By Jeemin Kwon and Adam Brown

Results from the type 2 diabetes group in Dexcom’s DIaMonD trial show A1c and time-in-range benefits

To date, real-time continuous glucose monitoring (CGM) has been thought of as a technology for people with type 1 diabetes. Finally, perceptions are starting to expand.

New results from Dexcom’s DIaMonD study were just published, sharing data in 160 people with type 2 diabetes on multiple daily injections of insulin. One group used Dexcom’s G4 CGM, while the other continued using blood glucose meters (BGM) only. After 24 weeks:

  • The group using CGM spent 80 more minutes per day in-range (70-180 mg/dl) vs. only 42 more minutes per day in the group using BGM only.

  • Those using CGM lowered their A1c by 0.8% vs. 0.5% with BGM only (both groups started with an A1c of 8.5%).

  • Hypoglycemia (less than 70 mg/dl) was low in both groups and there were no meaningful differences between BGM and CGM.

Encouragingly, 93% of the group using CGM wore it more than six days a week – a sign that people with type 2 diabetes in this study valued the technology and wore it most of the time. According to Dexcom’s Dr. David Price, the next step is to run a similar study in type 2’s on basal insulin alone (and not multiple daily injections).

CGM has been called the most important diabetes advance since the discovery of insulin, as it provides game-changing real-time feedback for users – a glucose value and trend every five minutes offers a whole new window into glucose values after different foods, exercise, sleep, stress, and beyond.
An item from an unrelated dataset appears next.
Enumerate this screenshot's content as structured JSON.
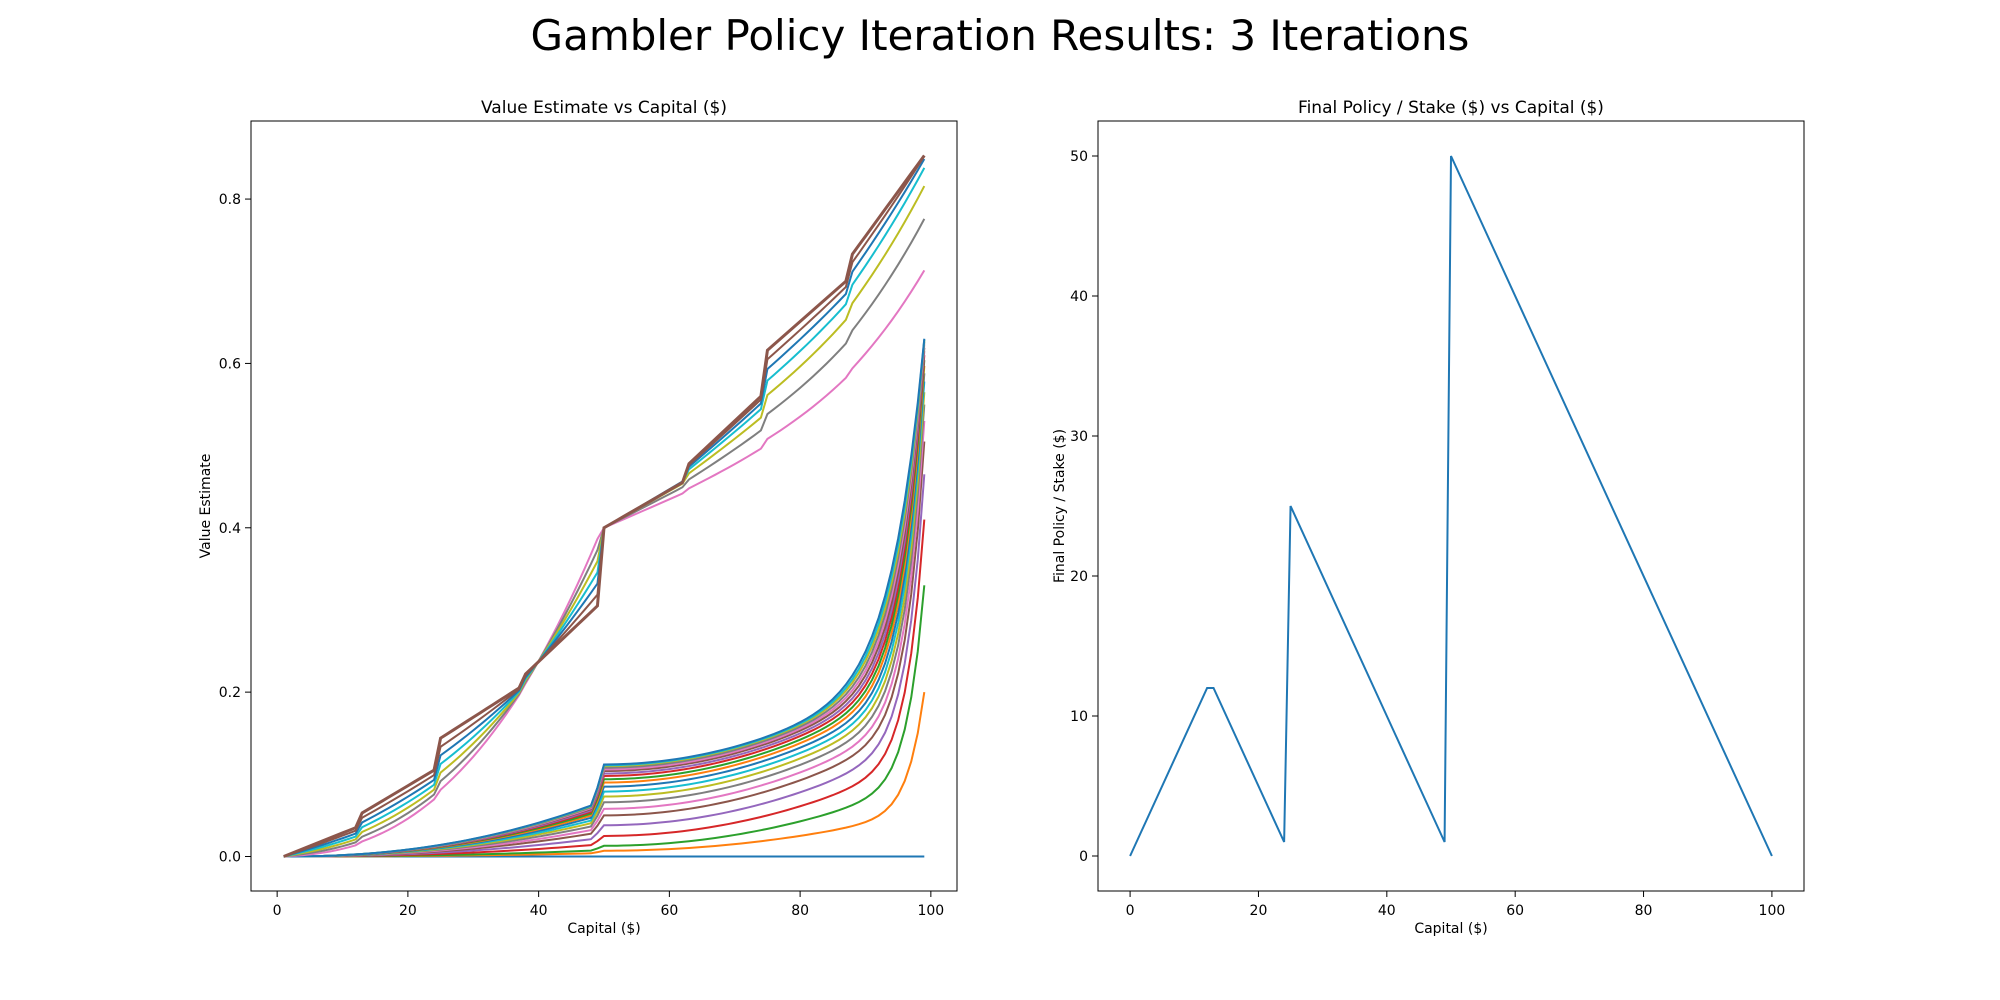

This allows users to change their insulin and behavior to keep glucose in range for more of the day. Finally, studies like DIaMonD show that these benefits extend to people with type 2 diabetes.

DIaMonD outcomes in people with type 1 diabetes on injections were previously presented in June 2016 and published earlier this year. Relative to BGM alone, the type 1 group on CGM saw a larger reduction in A1c, less hypoglycemia, and more time-in-range.

One of the biggest barriers to CGM remains cost, and we hope studies like DIaMonD start to convince insurers that the benefits are well worth it, regardless of diabetes type or therapy.